İstanbul 37. Ağır Ceza Mahkemesi’nde görülen davada sanıklardan Ulu tutuklu yargılanırken, 22 Eylül’de tahliye edilen Olgun ile Yücekaleli tutuksuz yargılanıyor. Akbay hakkındaysa yakalama kararı var.
Cumhuriyet Savcısı Asım Ekren’in hazırladığı iddianamede Akbay'ın “silahlı terör örgütünü yönetme” ve “silahlı terör örgütü propagandası yapmak” suçlamaları ile 28 yıla kadar hapsi, Olgun, Ulu ve Yücekaleli'nin ise “silahlı terör örgütü içindeki hiyerarşik yapıya dahil olmamakla birlikte örgüte bilerek isteyerek yardım etme” suçlamalarıyla 15 yıla kadar hapisleri isteniyor.
Yıldız: Sözcü, AKP’ye muhalif olduğu için tercih ediliyordu
Bugünkü duruşmada gazeteciler Cem Küçük, Fuat Uğur, Ersoy Dede, Hüseyin Gülerce ile Vatan Partisi Öncü Gençlik Ankara Başkan Yardımcısı Anıl Eren Yıldız tanık olarak dinlendi.
Ankara'dan Ses ve Görüntü Bilişim Sistemi (SEGBİS) üzerinden duruşmaya bağlanan Yıldız, Bylock kullandığı iddiasıyla tutuklu olarak kaldığı cezaevinde yaşadıklarını anlatmak için dosyaya tanık olarak katıldığını belirtti.
Yıldız, cezaevi sonrası verdiği röportajda “Fethullah Gülen Terör Örgütü (FETÖ) davası” sanıklarının okudukları gazeteler arasında Sözcü’nün de olduğunu söylemişti.
Bugünkü ifadesinde ise “Sözcü gazetesinin ideolojik olarak değil, AKP muhalefetine yer verdiği haberler üzerinden tercih edildiğini” söyledi.
Küçük: “'Sözcü FETÖ'cülerle işbirliği yaptı” denemez
Daha sonra gazeteci Cem Küçük tanık olarak dinlendi.
Savcının talebi üzerine tanıklık ettiğini belirten Küçük şunları söyledi:
“Ben sanıkların hiçbirini tanımıyorum. İddianameye göre konuşacaksak sanıklar 'FETÖ'ye yardım ediyor' ya da 'Fetullahçı teröristler darbe yapacağı gün bilgileri Gökmen Ulu'ya verdi' diye ifadelerin iddianamede yer alması, bana göre çok komik.
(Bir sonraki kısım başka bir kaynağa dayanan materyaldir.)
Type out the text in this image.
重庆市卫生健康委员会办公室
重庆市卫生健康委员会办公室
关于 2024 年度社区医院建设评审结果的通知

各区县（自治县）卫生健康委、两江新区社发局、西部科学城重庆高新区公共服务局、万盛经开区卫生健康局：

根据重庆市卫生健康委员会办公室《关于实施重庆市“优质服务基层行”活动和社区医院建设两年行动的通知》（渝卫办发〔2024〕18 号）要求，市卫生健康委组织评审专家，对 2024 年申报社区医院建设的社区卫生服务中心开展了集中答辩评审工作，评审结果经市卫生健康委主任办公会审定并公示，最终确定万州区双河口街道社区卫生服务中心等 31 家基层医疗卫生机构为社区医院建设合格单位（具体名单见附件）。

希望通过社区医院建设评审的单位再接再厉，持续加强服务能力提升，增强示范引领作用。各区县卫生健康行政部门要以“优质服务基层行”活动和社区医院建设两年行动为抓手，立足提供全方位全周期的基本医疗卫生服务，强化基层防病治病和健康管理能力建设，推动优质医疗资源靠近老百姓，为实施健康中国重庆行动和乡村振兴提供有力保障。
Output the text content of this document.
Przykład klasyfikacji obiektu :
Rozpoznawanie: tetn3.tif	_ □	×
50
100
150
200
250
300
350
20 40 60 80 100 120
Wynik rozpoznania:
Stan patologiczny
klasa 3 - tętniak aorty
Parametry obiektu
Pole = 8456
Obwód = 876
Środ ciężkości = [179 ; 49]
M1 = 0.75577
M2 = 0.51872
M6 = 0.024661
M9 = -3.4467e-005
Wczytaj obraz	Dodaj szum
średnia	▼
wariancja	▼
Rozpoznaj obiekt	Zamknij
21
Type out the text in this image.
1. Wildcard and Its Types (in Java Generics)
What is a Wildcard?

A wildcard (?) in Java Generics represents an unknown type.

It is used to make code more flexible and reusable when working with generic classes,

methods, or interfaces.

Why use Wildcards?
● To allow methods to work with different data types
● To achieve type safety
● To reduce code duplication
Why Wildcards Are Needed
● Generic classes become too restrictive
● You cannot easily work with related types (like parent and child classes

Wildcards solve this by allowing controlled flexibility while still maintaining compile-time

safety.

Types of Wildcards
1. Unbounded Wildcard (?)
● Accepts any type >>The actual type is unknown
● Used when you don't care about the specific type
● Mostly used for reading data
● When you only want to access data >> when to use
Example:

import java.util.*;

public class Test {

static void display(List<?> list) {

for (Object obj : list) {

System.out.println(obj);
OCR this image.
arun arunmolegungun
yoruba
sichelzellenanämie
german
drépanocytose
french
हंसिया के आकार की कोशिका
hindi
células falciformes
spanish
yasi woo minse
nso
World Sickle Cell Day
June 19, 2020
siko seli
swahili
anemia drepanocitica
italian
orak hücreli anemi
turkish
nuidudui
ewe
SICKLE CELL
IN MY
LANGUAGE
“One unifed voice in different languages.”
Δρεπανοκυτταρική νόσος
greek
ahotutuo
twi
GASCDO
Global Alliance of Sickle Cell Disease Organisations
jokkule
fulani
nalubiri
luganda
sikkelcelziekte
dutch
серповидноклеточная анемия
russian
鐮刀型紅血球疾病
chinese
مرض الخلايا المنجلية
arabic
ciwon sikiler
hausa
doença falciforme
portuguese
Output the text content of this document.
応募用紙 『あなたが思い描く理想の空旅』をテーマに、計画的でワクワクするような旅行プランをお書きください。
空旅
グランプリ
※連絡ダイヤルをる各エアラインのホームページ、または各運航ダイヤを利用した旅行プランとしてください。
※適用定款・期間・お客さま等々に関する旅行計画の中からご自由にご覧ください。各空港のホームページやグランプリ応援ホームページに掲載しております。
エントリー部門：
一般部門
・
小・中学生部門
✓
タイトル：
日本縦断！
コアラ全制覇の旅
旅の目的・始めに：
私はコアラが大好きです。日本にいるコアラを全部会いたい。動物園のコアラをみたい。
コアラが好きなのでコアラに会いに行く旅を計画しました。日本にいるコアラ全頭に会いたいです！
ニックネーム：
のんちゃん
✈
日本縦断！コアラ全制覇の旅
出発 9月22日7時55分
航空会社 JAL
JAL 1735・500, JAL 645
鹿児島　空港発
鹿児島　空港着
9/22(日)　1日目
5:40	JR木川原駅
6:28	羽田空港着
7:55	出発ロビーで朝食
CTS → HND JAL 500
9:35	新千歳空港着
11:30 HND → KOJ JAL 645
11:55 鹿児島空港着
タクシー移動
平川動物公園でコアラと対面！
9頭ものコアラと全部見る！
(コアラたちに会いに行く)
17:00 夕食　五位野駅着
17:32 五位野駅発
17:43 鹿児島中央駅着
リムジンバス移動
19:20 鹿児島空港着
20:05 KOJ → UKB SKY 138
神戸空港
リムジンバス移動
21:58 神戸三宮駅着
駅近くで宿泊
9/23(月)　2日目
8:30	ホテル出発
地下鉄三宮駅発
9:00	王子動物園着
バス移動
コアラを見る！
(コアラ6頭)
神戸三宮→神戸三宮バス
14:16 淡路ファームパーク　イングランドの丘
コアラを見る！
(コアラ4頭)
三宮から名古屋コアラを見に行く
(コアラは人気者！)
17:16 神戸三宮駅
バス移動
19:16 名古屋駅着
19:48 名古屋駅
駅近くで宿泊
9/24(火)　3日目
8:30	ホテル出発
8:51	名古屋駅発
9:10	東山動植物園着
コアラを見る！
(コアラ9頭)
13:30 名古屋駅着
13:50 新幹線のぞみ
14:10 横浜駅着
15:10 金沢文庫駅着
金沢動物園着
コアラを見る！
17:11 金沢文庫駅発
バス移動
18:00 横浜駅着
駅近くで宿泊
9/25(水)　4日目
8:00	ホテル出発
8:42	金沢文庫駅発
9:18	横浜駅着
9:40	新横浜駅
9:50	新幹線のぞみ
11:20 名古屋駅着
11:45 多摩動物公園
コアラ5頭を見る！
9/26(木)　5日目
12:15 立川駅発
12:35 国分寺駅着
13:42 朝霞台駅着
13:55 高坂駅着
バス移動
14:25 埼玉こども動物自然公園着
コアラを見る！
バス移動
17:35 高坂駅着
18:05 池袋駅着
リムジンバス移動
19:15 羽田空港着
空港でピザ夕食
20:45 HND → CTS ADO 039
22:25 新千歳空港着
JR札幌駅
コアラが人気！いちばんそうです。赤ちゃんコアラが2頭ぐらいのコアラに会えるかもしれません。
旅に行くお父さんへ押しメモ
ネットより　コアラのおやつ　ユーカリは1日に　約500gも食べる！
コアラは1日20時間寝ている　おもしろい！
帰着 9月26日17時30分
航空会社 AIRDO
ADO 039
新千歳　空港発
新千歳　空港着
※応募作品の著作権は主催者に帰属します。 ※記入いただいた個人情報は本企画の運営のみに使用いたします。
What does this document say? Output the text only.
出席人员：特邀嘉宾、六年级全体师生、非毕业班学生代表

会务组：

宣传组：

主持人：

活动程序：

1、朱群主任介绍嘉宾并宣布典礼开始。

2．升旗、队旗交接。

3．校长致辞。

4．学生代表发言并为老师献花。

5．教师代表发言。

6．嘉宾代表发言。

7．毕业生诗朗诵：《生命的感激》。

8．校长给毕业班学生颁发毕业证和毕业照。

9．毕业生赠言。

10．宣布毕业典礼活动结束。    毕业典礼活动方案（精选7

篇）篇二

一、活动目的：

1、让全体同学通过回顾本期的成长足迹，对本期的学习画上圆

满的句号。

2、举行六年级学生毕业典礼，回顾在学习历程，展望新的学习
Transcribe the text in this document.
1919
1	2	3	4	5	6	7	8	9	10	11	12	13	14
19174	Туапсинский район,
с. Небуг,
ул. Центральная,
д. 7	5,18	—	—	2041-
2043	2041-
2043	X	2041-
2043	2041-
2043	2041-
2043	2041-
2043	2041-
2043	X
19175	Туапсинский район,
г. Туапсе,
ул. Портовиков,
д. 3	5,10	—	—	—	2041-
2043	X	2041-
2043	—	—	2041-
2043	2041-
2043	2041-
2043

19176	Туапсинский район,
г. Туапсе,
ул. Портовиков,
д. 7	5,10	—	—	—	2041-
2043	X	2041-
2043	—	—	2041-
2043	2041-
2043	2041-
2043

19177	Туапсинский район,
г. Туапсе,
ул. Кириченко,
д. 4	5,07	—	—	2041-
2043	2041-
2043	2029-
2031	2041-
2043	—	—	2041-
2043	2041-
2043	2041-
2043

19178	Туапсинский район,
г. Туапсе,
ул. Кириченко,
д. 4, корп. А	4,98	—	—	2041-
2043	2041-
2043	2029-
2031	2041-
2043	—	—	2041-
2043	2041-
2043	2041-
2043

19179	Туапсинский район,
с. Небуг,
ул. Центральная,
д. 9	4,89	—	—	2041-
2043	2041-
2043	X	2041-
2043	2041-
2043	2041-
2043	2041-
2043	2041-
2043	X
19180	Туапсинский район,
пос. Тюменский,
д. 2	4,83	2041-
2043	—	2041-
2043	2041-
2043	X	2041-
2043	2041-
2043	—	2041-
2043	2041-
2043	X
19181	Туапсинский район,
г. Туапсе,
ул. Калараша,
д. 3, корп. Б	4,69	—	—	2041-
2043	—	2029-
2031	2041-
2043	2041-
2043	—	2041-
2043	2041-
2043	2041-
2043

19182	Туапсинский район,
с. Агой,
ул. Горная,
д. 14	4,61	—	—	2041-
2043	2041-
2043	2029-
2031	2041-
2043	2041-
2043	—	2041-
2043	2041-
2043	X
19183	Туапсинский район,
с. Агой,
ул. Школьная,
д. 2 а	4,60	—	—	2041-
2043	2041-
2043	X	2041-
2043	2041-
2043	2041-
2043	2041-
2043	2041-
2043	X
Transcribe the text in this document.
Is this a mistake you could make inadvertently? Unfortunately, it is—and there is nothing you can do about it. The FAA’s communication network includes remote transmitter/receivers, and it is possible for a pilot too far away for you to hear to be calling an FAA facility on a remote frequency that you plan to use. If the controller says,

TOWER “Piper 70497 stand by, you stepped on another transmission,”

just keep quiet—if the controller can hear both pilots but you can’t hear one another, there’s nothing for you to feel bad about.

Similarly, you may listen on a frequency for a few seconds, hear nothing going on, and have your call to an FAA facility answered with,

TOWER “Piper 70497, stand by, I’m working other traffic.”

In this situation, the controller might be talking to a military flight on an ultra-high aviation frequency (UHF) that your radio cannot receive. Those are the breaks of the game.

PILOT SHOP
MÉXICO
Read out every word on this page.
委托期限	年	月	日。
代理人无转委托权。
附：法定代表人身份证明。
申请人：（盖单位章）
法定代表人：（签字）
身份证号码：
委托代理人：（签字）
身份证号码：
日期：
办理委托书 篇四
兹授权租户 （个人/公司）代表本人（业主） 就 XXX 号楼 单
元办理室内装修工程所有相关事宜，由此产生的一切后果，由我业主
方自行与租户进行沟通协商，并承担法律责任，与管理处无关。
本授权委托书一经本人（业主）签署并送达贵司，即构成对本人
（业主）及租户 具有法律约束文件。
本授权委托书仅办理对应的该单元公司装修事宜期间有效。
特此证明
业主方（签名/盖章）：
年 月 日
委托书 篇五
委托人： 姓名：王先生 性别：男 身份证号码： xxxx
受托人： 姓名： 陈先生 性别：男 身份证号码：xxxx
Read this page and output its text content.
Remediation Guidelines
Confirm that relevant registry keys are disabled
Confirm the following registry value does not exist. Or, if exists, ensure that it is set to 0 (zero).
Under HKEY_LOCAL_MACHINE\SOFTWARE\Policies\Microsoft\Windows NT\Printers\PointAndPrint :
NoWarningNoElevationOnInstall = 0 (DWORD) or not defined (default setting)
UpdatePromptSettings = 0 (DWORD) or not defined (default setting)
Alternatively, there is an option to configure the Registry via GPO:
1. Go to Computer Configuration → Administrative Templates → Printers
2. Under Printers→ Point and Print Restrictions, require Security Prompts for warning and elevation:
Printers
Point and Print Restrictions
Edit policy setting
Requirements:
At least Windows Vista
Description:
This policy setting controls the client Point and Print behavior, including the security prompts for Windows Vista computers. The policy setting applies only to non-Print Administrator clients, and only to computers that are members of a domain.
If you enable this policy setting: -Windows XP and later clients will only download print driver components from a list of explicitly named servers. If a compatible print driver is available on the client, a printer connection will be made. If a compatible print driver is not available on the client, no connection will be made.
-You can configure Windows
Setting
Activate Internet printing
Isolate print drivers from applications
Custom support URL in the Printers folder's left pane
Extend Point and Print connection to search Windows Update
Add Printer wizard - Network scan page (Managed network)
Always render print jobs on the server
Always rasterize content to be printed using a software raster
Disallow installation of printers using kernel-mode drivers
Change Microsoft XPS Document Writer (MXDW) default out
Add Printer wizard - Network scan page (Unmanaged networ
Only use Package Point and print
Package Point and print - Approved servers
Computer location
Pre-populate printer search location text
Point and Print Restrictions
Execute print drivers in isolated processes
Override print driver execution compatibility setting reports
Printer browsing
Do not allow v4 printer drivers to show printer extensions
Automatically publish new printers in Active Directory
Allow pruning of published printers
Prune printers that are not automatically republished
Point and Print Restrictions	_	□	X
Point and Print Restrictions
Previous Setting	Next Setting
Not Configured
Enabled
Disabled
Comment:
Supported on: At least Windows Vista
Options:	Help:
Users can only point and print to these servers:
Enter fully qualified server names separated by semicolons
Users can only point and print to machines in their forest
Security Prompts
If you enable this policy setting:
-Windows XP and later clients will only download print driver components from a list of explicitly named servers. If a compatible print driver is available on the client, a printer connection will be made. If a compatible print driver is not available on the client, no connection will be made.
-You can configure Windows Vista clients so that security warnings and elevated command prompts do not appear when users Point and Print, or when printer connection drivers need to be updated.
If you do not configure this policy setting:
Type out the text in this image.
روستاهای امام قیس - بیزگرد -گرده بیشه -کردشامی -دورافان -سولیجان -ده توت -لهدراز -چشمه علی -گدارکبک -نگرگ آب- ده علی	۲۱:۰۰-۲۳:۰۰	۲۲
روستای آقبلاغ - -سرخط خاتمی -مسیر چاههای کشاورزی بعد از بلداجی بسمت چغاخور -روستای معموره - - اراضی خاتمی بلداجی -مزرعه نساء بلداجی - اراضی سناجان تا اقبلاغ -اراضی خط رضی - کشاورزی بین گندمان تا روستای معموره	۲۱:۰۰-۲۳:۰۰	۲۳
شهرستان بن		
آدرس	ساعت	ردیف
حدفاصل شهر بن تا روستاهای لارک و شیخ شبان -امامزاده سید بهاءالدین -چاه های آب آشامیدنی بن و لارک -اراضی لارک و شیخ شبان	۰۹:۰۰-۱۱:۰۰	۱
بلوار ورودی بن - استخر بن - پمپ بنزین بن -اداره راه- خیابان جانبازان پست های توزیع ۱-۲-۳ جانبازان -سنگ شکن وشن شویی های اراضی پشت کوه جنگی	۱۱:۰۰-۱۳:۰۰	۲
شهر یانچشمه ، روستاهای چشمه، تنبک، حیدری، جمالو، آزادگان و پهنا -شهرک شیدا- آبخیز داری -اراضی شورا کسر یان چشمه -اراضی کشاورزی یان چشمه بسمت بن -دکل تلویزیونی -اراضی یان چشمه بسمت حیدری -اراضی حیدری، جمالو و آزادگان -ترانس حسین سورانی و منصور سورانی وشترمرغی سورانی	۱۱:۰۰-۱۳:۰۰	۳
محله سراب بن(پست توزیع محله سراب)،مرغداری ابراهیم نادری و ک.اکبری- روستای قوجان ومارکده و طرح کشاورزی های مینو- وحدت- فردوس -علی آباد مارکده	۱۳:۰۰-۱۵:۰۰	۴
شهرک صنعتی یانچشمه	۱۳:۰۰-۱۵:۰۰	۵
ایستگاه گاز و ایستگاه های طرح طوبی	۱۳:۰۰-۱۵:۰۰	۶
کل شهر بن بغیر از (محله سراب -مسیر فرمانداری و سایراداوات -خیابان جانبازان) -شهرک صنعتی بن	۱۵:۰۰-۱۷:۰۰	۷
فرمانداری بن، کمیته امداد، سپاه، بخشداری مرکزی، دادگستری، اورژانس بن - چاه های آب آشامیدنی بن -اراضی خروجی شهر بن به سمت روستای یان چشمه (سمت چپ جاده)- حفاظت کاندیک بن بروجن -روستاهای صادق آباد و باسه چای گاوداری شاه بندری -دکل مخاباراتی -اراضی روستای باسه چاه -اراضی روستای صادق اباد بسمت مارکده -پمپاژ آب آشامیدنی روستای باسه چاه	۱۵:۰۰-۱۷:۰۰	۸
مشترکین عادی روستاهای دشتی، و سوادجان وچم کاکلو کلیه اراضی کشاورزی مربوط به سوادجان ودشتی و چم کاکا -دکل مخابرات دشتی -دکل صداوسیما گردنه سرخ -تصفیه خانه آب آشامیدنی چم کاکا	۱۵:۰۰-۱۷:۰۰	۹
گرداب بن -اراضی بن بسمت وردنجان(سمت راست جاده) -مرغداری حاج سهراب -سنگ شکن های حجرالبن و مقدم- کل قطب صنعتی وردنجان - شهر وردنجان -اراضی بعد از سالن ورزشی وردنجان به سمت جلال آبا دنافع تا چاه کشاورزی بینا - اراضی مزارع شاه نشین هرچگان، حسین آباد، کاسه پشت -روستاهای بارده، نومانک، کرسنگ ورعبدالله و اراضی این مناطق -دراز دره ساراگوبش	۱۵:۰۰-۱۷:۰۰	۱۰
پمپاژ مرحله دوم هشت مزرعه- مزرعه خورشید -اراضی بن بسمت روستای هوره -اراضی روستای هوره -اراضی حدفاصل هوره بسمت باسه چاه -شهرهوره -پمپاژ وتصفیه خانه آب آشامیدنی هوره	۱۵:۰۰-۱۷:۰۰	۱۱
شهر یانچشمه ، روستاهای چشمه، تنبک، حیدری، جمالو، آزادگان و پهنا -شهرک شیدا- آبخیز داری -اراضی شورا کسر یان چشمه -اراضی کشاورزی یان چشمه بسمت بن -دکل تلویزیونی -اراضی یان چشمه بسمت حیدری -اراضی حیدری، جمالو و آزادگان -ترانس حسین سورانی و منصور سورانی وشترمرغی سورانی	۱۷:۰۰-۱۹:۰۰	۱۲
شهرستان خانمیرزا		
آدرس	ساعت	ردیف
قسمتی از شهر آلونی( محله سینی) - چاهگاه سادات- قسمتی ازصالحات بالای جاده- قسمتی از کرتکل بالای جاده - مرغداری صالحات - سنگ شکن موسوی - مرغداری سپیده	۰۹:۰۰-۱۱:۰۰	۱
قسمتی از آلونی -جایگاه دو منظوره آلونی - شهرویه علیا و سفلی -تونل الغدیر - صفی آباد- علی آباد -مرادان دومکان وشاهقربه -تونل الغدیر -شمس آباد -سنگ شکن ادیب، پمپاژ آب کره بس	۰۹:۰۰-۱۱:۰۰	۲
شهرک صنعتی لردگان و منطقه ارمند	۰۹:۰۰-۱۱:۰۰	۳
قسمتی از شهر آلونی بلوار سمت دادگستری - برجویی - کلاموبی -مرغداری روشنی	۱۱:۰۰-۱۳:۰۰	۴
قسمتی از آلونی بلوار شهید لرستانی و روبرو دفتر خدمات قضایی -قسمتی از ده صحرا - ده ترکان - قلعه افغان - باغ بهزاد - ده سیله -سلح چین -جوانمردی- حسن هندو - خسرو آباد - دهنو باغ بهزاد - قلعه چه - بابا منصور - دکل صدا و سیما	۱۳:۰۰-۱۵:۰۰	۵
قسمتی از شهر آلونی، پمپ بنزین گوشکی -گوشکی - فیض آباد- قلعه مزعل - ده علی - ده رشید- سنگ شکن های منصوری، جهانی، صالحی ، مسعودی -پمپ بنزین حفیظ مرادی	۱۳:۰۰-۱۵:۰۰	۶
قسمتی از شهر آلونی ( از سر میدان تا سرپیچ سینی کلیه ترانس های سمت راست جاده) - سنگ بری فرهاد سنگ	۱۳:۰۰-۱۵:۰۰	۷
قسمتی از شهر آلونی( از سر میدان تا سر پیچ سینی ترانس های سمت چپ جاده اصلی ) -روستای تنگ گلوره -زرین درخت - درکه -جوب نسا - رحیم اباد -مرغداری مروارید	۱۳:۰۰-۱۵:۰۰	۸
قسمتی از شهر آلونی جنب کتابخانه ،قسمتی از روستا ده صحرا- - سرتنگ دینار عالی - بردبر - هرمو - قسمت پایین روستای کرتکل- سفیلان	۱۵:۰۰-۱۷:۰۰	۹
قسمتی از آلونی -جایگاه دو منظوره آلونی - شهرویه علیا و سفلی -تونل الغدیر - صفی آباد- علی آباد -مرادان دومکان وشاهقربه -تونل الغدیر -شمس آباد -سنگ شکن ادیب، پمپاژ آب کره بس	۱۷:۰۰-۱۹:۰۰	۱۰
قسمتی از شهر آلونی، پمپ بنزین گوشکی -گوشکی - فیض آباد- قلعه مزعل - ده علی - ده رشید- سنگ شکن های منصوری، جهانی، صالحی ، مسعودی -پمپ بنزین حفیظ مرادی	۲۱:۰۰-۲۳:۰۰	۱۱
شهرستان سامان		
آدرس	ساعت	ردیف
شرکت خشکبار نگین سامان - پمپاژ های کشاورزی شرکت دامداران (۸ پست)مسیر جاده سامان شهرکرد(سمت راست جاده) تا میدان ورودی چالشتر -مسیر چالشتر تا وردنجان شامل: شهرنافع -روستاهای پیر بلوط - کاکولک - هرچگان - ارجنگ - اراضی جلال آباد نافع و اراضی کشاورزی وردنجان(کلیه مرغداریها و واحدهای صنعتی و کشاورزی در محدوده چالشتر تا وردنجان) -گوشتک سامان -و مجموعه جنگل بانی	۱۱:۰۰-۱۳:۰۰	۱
Aynı zamanda iddianamede mali işlerle ilgili 2011 yılındaki bazı bilgiler geçiyor. Bizim de yayınevi şirketimiz vardı biz de reklam vermiştik. Nisan 2014'te terör örgütü olarak kabul ediliyor. Bunun öncesindekilerin yazılmaması gerekiyordu.
“Bir madenci çocuğu olarak söylüyorum Allaha inanan biri olarak konuşuyorum, 'Sözcü FETÖ'cülerle işbirliği yaptı' denemez.”
Küçük, sanık Burak Akbay hakkında, “FETÖ evlerinde yetişti” demediğini, böyle bir bilgiye de sahip olmadığını dile getirdi:
“Köşe yazılarında çıkan bilgileri yorumladım sadece. Bu devletin güvenlik birimlerinin bileceği iş. Bilmediğim şeyi yazamam.”
Uğur: İddianamede bir somut kanıt görmedim
Küçük'ün ardından konuşan Fuat Uğur da şöyle konuştu:
“Sözcü gazetesi ile tartışmalarımız oldu, yaptığı haberleri eleştirdim. Rahmi Turan'ın köşesinde yayınladığı bir karikatürü eleştirdim. Bunlar Sözcü'nün FETÖ'ye hizmet ettiğini göstermez.
“Bu iddianamede tanık olmamı da anlamıyorum. Gökmen Ulu ve Mediha Olgun haksız yere tutuklu kaldı ve tutuklu yargılandı. Gökmen Ulu'nun gazetecilik refleksi ile yaptığı haberle ilgili tutuklu olmaması gerektiğini de yazdım.
“Ben iddianamede bir somut kanıt da görmedim. Gökmen'in tutukluğu ıstıraba döndürüldü. Ben, Sözcü gazetesinin FETÖ ile irtibatlı olduğuna dair hiçbir şey bilmiyorum. Bu dava bence bir hukuk devletine zarar vermeden bitirilmeli diye düşünüyorum.”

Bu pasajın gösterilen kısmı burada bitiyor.